技術・技能伝承、「2番じゃだめなんですか?」

「2位じゃだめなんですか?」──。これは、2009年に行われた”事業仕分”での蓮舫参議院議員が発したセリフとして多くの方が覚えておられるフレーズです。これを「技術・技能伝承」の場面で考えてみませんか。

 そもそも「技術・技能伝承」を文字通り捉えると、「今ある技術・技能を次世代に伝える。」といったところでしょうか。これだけでも結構大変です。そこで、生産管理の基本としては、「標準化」の大切さが説かれています。

1.標準化

 標準化には、物の標準化と方法・作業の標準化があります。標準化と言えば、すぐに「マニュアル化」を思い浮かべますが、「マニュアル化」=「標準化」ではないことに注意が必要です。

「マニュアル化」は、わかりやすく言えば可視化と考えて頂ければと思います。「標準化」は、その可視化したものをベースに、効率よく、また確実あるいは安全に行う方法を検討した上で、文書化したものになります。

2.どのように伝えるのか

 マニュアルあるいは標準化した標準作業手順書は、当然のごとく関係者で共有され、それを用いて教育し、それに従って作業を進めるよう統制を利かしていく必要があります。

3.技術・技能伝承=標準化 でしょうか。

 標準化の前提として、誰でもその文書を見て、作業ができるということがあるので、個人の能力によってやり方を変えるということは通常はありません。

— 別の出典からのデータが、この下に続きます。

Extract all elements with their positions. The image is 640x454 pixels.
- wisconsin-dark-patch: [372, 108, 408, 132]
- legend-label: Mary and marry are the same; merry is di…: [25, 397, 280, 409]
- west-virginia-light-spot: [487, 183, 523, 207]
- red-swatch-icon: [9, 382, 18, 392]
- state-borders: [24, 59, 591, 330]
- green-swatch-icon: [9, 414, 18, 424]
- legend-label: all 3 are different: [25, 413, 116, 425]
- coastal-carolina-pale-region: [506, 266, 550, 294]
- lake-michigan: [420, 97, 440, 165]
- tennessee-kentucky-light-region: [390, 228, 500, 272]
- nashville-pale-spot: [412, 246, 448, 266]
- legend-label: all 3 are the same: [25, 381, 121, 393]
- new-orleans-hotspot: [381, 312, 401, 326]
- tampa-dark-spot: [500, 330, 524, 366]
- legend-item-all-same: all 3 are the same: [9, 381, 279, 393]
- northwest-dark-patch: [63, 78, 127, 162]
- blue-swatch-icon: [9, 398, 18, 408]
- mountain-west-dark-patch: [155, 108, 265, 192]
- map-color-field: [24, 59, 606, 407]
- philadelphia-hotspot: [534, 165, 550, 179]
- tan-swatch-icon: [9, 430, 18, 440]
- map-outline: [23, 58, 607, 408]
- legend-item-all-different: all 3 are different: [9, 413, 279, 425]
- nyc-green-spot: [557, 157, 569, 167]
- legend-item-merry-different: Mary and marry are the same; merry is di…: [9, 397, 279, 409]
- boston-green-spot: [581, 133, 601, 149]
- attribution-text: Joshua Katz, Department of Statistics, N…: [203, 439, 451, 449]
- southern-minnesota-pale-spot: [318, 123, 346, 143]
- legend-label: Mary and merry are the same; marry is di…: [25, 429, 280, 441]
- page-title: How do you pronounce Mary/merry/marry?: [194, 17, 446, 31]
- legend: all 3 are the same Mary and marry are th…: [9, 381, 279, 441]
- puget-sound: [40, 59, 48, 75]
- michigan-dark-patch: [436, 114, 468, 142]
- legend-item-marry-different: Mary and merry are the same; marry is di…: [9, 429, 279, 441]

 作業の生産性という観点では、標準化して作業を進めるとことで、その職場での平均的な生産性はあがりますが、個人によっては、生産性が下がることもあります。また、個人の能力によっては、担当できる作業に制約を受けることもあります。

 軽度な難易度の作業であれば標準化作業は比較的簡単ですが、難易度の高いものの標準化作業は簡単なものではありません。

4.これまでの技術・技能を伝えるだけでいいのでしょうか。

 このような標準化にのみ力点をおいてしまうと、今ある技術・技能だけを伝えるのに精一杯になりがちです。このような現状維持が目標となってしまうと、世の中の進歩に比べて競争力を失っていくことに繋がっていきます。技術・技能伝承とは言え、もうひとつ大切なことは、技術・技能のレベルを競合力のあるレベルに維持または向上させることではないでしょうか。

5.2位じゃだめなんですか。

  技術・技能のレベルを競合力のあるレベルに維持または向上させるためには、どうしたらよいのでしょうか。2位でいいといった途端に何が起きるのかを考えてみましょう。技術や技能の場合、2位を目指すのと1位を目指すのでは全くアプローチが違ってきます。

 2位でいいとなった途端、人まねや物まね、情報集めに注力し始めます。一方、1位というのは誰も成し遂げたことがないこと、ひょっとしたらできないこと、あるいは運がよい場合だけ可能であることを目指したりします。

 下図の氷山に例えれば、海面に出ている部分だけ見れば1位も2位もそれほど差がないように見えますが、海面下にある氷山の体積は明らかに異なっており、1位と2位の技術力と技能力は、外部から見えている部分よりも見えていない部分の方が圧倒的に大きいと言えます。これが1位との差であり、2位じゃだめなんです。

6.文書情報マネジメントの必要性

 そして、この氷山の体積に比例した文書情報マネジメント力がないと次世代への伝承力は弱いと言えると思います。一子相伝などでは非効率でありますし、失敗を含めてでナレッジを蓄積し、それを体系化し、活用していくことで、初めて伝承力を持つと考えられるのです。